Le morceau d'ouverture, Relaxed Lizard, semble être à des années lumières de la pop que nous avons l'habitude d'entendre. Se plonger dans l'univers de Soft Hair, c'est s'immerger dans un patchwork de sonorités souvent dérangeantes. Pourtant, quelques écoutes suffisent à se laisser entraîner dans ce périple fortement psyché où les dissonances et distorsions sont reines. Jealous Lies, quant à lui, amène cette part d'exotisme qui fait le charme de cet effort avec un break aux inspirations orientales à ses deux-tiers, probable influence des voyages de Dust. Les deux artistes ne sont pas des adeptes des sonorités communes mais ont le sérieux avantage de ne pas se prendre trop au sérieux, évitant de tomber dans une expérimentation trop profonde pour être comprise.
Le point fort de Soft Hair est la singularité de chacune des pistes qui le composent, qui parviennent à former un ensemble cohérent sans être similaires les unes aux autres. La rencontre des univers des deux artistes aboutit la plupart du temps à une fusion impeccable, mais autorise aussi des variations où l'arrière-plan de l'un est plus présent. C'est bien évidemment le cas sur A Goood Sign, morceau qui se trouve être déjà présent en version longue sur Inji, l'album du second projet de Dust, LA PRIEST. Quant à l'influence de Mockasin, elle se fait prééminente sur Alive Without Medicine qui aurait pu aisément prétendre à une place sur l'un de ses albums solo. Les changements de mélodie et breaks soudains qui ponctuent l'écoute ne sont certainement pas non plus étrangers à cet intérêt sans cesse renouvelé. Certains morceaux, comme ce même Alive Without Medicine qui voit l'irruption d'une guitare surf-pop à mi-chemin, sont ainsi bouleversés par de brutaux changements de direction qui participent à leur richesse. L'effort ne dure peut-être que trente minutes, un format aujourd'hui devenu bien court pour un LP, mais au moins il n'y existe pas un moment où l'attention de l'auditeur attentif est susceptible de retomber.

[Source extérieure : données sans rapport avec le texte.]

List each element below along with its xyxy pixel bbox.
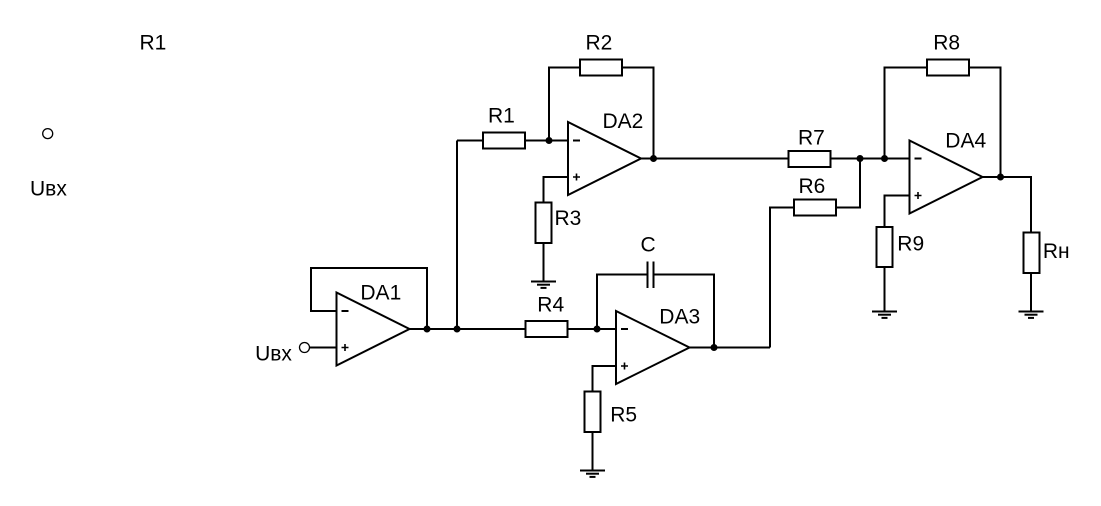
junction DA1 output/feedback [424, 326, 431, 333]
svg-text:R7: R7 [798, 126, 825, 149]
pin marker DA3 non-inverting (+) [621, 363, 628, 370]
wire R8 left leg [885, 68, 927, 159]
resistor RH (load) [1024, 233, 1040, 274]
wire R1 left lead [457, 140, 482, 142]
svg-text:DA3: DA3 [659, 306, 700, 329]
wire DA4 output [983, 177, 1032, 232]
pin marker DA4 inverting (-) [915, 158, 922, 160]
resistor R2 [580, 60, 622, 76]
wire R4 right lead to DA3 - [569, 328, 617, 330]
wire DA4 + lead [885, 196, 910, 227]
junction DA3 output / C feedback [711, 344, 718, 351]
pin marker DA2 inverting (-) [573, 140, 580, 142]
svg-text:R4: R4 [537, 294, 564, 317]
svg-text:R2: R2 [586, 31, 613, 54]
svg-text:Uвх: Uвх [255, 342, 292, 365]
ground below R3 [531, 282, 556, 288]
wire R5 to ground [592, 433, 594, 471]
wire R2 left leg [549, 68, 579, 141]
op-amp DA2 [568, 122, 641, 195]
op-amp DA4 [910, 141, 983, 214]
resistor R8 [927, 60, 969, 76]
svg-text:R9: R9 [897, 233, 924, 256]
svg-text:R5: R5 [610, 404, 637, 427]
node Uвх terminal (stray, top-left) [43, 129, 53, 139]
junction R2 left leg / DA2 - input [546, 137, 553, 144]
wire R7 right to DA4 - [832, 158, 910, 160]
junction DA4 output / R8 feedback [997, 174, 1004, 181]
wire riser to R1 [456, 141, 458, 330]
svg-text:C: C [641, 234, 656, 257]
svg-text:DA4: DA4 [945, 129, 986, 152]
svg-text:R3: R3 [555, 207, 582, 230]
wire DA2 output to R7 [641, 158, 788, 160]
resistor R1 [483, 133, 525, 149]
wire R8 right leg [970, 68, 1001, 178]
wire DA3 output [690, 347, 771, 349]
svg-text:R6: R6 [799, 175, 826, 198]
pin marker DA1 non-inverting (+) [342, 344, 349, 351]
wire DA1 output [410, 328, 525, 330]
junction R6/R7 [857, 155, 864, 162]
wire R1 right lead to DA2 - [526, 140, 568, 142]
svg-text:DA2: DA2 [603, 110, 644, 133]
svg-text:R8: R8 [933, 32, 960, 55]
pin marker DA4 non-inverting (+) [915, 192, 922, 199]
wire DA2 + lead [544, 177, 569, 202]
pin marker DA1 inverting (-) [342, 310, 349, 312]
svg-text:R1: R1 [488, 105, 515, 128]
svg-text:Uвх: Uвх [30, 177, 67, 200]
pin marker DA2 non-inverting (+) [573, 174, 580, 181]
junction DA2 output / R2 feedback [650, 155, 657, 162]
op-amp DA3 [616, 311, 690, 384]
resistor R3 [536, 203, 552, 244]
wire R9 to ground [884, 268, 886, 312]
svg-text:Rн: Rн [1043, 240, 1070, 263]
ground below RH [1019, 312, 1044, 318]
junction R8 leg / DA4 - input [881, 155, 888, 162]
op-amp DA1 [337, 293, 410, 366]
resistor R5 [585, 392, 601, 433]
svg-text:DA1: DA1 [360, 282, 401, 305]
wire DA3 + lead [593, 366, 617, 391]
wire RH to ground [1030, 274, 1032, 312]
wire R3 to ground [543, 244, 545, 282]
wire R6 left riser [770, 208, 793, 348]
resistor R6 [794, 200, 836, 216]
wire input terminal to DA1 + [310, 347, 337, 349]
wire C left leg [597, 275, 647, 330]
node Uвх input terminal [300, 343, 310, 353]
junction DA1 output/R1 branch [454, 326, 461, 333]
capacitor C [648, 262, 654, 289]
wire R2 right leg [623, 68, 654, 159]
junction C left leg / DA3 - input [594, 326, 601, 333]
resistor R4 [526, 321, 568, 337]
resistor R9 [877, 227, 893, 267]
ground below R5 [580, 471, 605, 477]
ground below R9 [872, 312, 897, 318]
wire R6 right riser [837, 159, 860, 208]
svg-text:R1: R1 [140, 32, 167, 55]
pin marker DA3 inverting (-) [621, 328, 628, 330]
resistor R7 [789, 151, 831, 167]
wire C right leg [655, 275, 715, 348]
wire DA1 feedback loop [311, 268, 427, 329]
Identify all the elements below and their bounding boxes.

À y songer plus sérieusement, il n'y avait aucune raison pour que cette rencontre entre les univers déjantés de Connan Mockasin et Sam Dust ne fonctionne pas - pour quiconque apprécie leurs dérives musicales mutuelles. Soft Hair reste tout de même une excellente surprise et l'une des sorties les plus intéressantes du moment. Entre multiples projets et collaborations, on ne pourra maintenant que souhaiter que les deux amis aient l'envie de nous proposer une matière nouvelle d'ici l'horizon 2021.